In a recent study, researchers at the University of Missouri are identifying new minimally invasive biomarkers to develop a blood test for early detection of non-small cell lung cancer (NSCLC), one of two main types of lung cancer. This blood test also could help identify potential drug resistance in patients who are in more advanced stages of the disease.
Yves Chabu, an assistant professor of biological sciences in the MU College of Arts and Science, said that lung cancer remains the deadliest cancer worldwide, and his team’s work addresses the pressing need for strategies to detect lung cancer early when the survival chances are significantly greater.
“Most cancer patients with NSCLC become symptomatic and come to the clinic when the disease has already progressed to the point where surgery is no longer an option and existing therapies are not effective,” Chabu said. “For instance, the probability that a patient with advanced NSCLC will be alive five years after diagnosis is only 7-10%. However, patients who are diagnosed early have more than 90% chance of surviving the cancer through surgical approaches and existing therapies.”

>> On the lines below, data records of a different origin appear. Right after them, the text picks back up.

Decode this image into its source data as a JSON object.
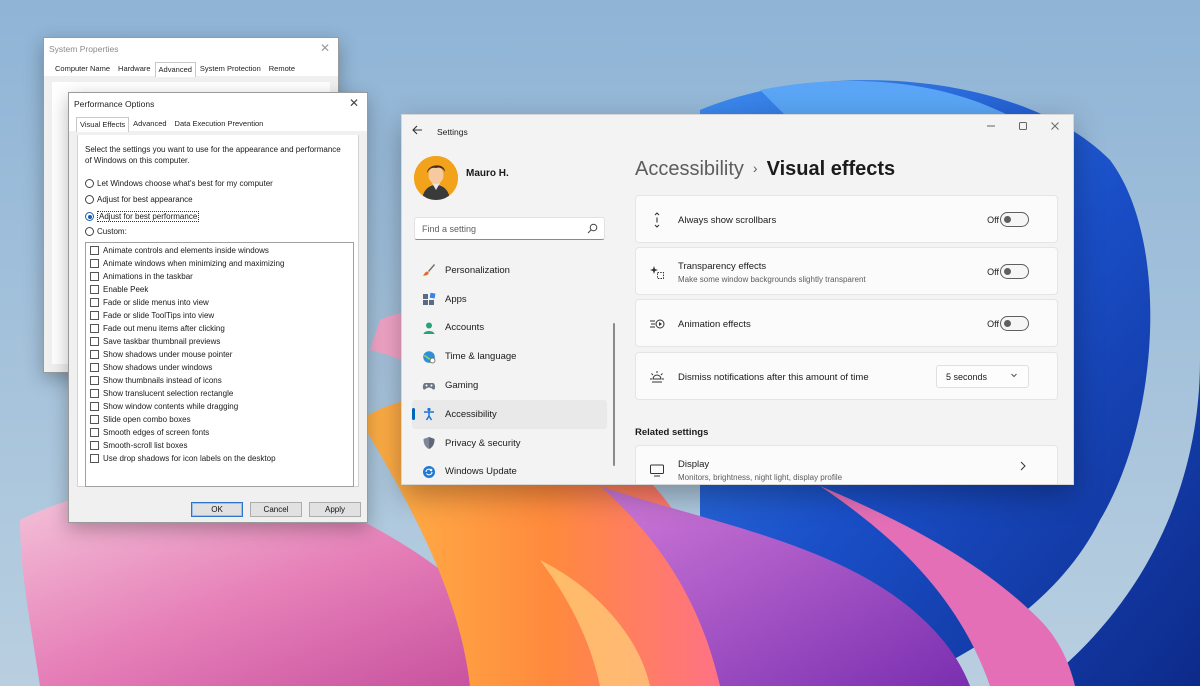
{
  "system_properties": {
    "title": "System Properties",
    "tabs": [
      "Computer Name",
      "Hardware",
      "Advanced",
      "System Protection",
      "Remote"
    ],
    "active_tab": "Advanced"
  },
  "performance_options": {
    "title": "Performance Options",
    "tabs": [
      "Visual Effects",
      "Advanced",
      "Data Execution Prevention"
    ],
    "active_tab": "Visual Effects",
    "description": "Select the settings you want to use for the appearance and performance of Windows on this computer.",
    "radios": [
      {
        "label": "Let Windows choose what's best for my computer",
        "checked": false
      },
      {
        "label": "Adjust for best appearance",
        "checked": false
      },
      {
        "label": "Adjust for best performance",
        "checked": true
      },
      {
        "label": "Custom:",
        "checked": false
      }
    ],
    "effects": [
      "Animate controls and elements inside windows",
      "Animate windows when minimizing and maximizing",
      "Animations in the taskbar",
      "Enable Peek",
      "Fade or slide menus into view",
      "Fade or slide ToolTips into view",
      "Fade out menu items after clicking",
      "Save taskbar thumbnail previews",
      "Show shadows under mouse pointer",
      "Show shadows under windows",
      "Show thumbnails instead of icons",
      "Show translucent selection rectangle",
      "Show window contents while dragging",
      "Slide open combo boxes",
      "Smooth edges of screen fonts",
      "Smooth-scroll list boxes",
      "Use drop shadows for icon labels on the desktop"
    ],
    "buttons": {
      "ok": "OK",
      "cancel": "Cancel",
      "apply": "Apply"
    }
  },
  "settings": {
    "window_title": "Settings",
    "user_name": "Mauro H.",
    "search_placeholder": "Find a setting",
    "nav": [
      {
        "label": "Personalization",
        "icon": "brush-icon",
        "active": false
      },
      {
        "label": "Apps",
        "icon": "apps-icon",
        "active": false
      },
      {
        "label": "Accounts",
        "icon": "person-icon",
        "active": false
      },
      {
        "label": "Time & language",
        "icon": "globe-clock-icon",
        "active": false
      },
      {
        "label": "Gaming",
        "icon": "gamepad-icon",
        "active": false
      },
      {
        "label": "Accessibility",
        "icon": "accessibility-icon",
        "active": true
      },
      {
        "label": "Privacy & security",
        "icon": "shield-icon",
        "active": false
      },
      {
        "label": "Windows Update",
        "icon": "update-icon",
        "active": false
      }
    ],
    "breadcrumb_parent": "Accessibility",
    "breadcrumb_separator": "›",
    "page_title": "Visual effects",
    "cards": {
      "scrollbars": {
        "label": "Always show scrollbars",
        "state": "Off",
        "icon": "scrollbar-icon"
      },
      "transparency": {
        "label": "Transparency effects",
        "sub": "Make some window backgrounds slightly transparent",
        "state": "Off",
        "icon": "sparkle-icon"
      },
      "animation": {
        "label": "Animation effects",
        "state": "Off",
        "icon": "animation-icon"
      },
      "notifications": {
        "label": "Dismiss notifications after this amount of time",
        "value": "5 seconds",
        "icon": "sun-icon"
      }
    },
    "related_heading": "Related settings",
    "display": {
      "label": "Display",
      "sub": "Monitors, brightness, night light, display profile",
      "icon": "monitor-icon"
    },
    "colors": {
      "accent": "#0067c0",
      "avatar_bg": "#f2a21b"
    }
  }
}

Their method relies on the detection of a molecular signature consisting of a combination of microRNAs that are circulating freely or packed inside extracellular vesicles (EVs) in the blood. Nadia Patterson, a graduate research assistant in Chabu’s lab, and co-author on the study, said this approach can be highly sensitive.
Patterson said it will potentially complement other existing diagnostic approaches, such as lung imaging, to reliably detect lung cancer very early, thereby improving survival outcomes for patients.
“A large number of patients end up with either a false positive or false negative result,” Patterson said. “The development and implementation of highly sensitive and robust approaches will positively transform outcomes for patients.”
Gangadhara Vadla, who was a post-doctoral fellow in Chabu’s lab at the time of the study, was surprised at how well the method was able to distinguish between individuals who developed cancer compared to others who were cancer-free.
“It was striking to see how robustly the identified biomarkers distinguish cancer patients from cancer-free individuals,” Vadla said. “Also, different from tissue biopsies which are considerably invasive, the blood-based approach relies on blood that can be drawn out easily from the patient’s arm.”
Additionally, Chabu said that their blood test might identify individuals who are particularly at risk of developing resistance to therapies. This is important because regardless of the treatment method — targeted therapies, chemotherapy and immunotherapy — he said in most patients the cancer will eventually return because their bodies develop resistance to whatever therapy they used during the course of treatment.
“By identifying predictive markers before patients begin treatment, we can help clinicians establish whether that patient is at risk of developing resistance to a particular therapy, and choose alternative treatment options,” Chabu said. “Furthermore, because these biomarkers are detecting resistance signals that can be turned off using existing drugs, combining standard therapies with these biomarkers and guided drugs will improve patients’ outcomes. Patients can derive durable survival benefits with these personalized precision treatment approaches.”
Chabu added that his team and other collaborators are now working to further validate these biomarkers in larger patient groups.